Moshesh was a pupil at the prestige St Andrews High in Bedfordview, Johannesburg when she was cast in the role of the unnamed pharaoh who befriended Joseph, a Hebrew prisoner with prophetic powers to interpret dreams. At the time the gorgeous actress with a sunny disposition studied drama as part of her matric syllabus with film as her major interest.
The musical was an end-of-year project and it would define her career in the performing arts to date. She would later acknowledge that her part in that musical really got her hooked to acting.
Subsequent roles in classic productions such as Snow White and the Seven Dwarves suggested that the essence of real, genuine acting involves transcending gender and racial caricatures. It can influence audiences to see people and the world beyond these social constructs and stereotypes.
After matric Nthati enrolled at Natal Technikon for a three-year diploma in the performing arts, majoring in drama studies. Her first professional involvement in acting at the Natal Performing Arts Council in 1991 exposed her to the real world.
She took part in school tours, performing in educational dramas and projects for schoolchildren, covering a wide range of social concerns and themes such as AIDS, rape and child abuse awareness.
In 1992 she joined the now-defunct Bop Arts Council (BOPAC). It was headed by playwright and director, Walter Chakela, who she still regards highly as one of her most influential mentors during her journey as a young actress.
The highlight of her stay at BOPAC was acting in Maru, Chakela's adaptation of Bessie Head's famous novel. Her television debut as Lerato Mashabela, a caring, sensitive and ever-polite nurse in 1994 in Egoli: Place of Gold – the country's first soapie – gave her instant celebrity status.
She enjoyed star treatment wherever she appeared in public. It was an overwhelming experience but she always handled the attention with grace and dignity. She kept her feet firmly on the ground and focused on perfecting her craft.
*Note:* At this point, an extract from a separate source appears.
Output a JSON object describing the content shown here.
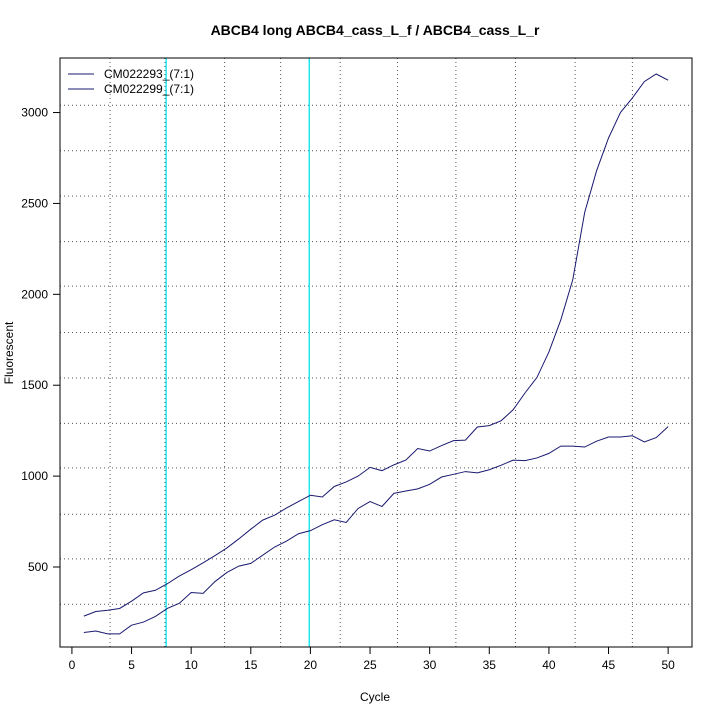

During her work at Egoli she met Thoko Ntshinga, who played powerful business executive, Donna Makaula on the soapie.
Needless to say, the veteran actress who received a Lifetime Achievement Award at the SAFTAs early this year became another torchbearer on her artistic journey. During the show she also doffed her hat to Maishe Maponya, another veteran playwright and poet.
Moshesh has received her fair share of awards for numerous productions she has starred in and as she approaches the big fifty next year, she continues to grace our screens and gives her all despite the challenges of the industry.
And recently the pendulum swung full circle when she landed a male role in Zakes Mda's play titled You Fool, How Can the Skies Fall?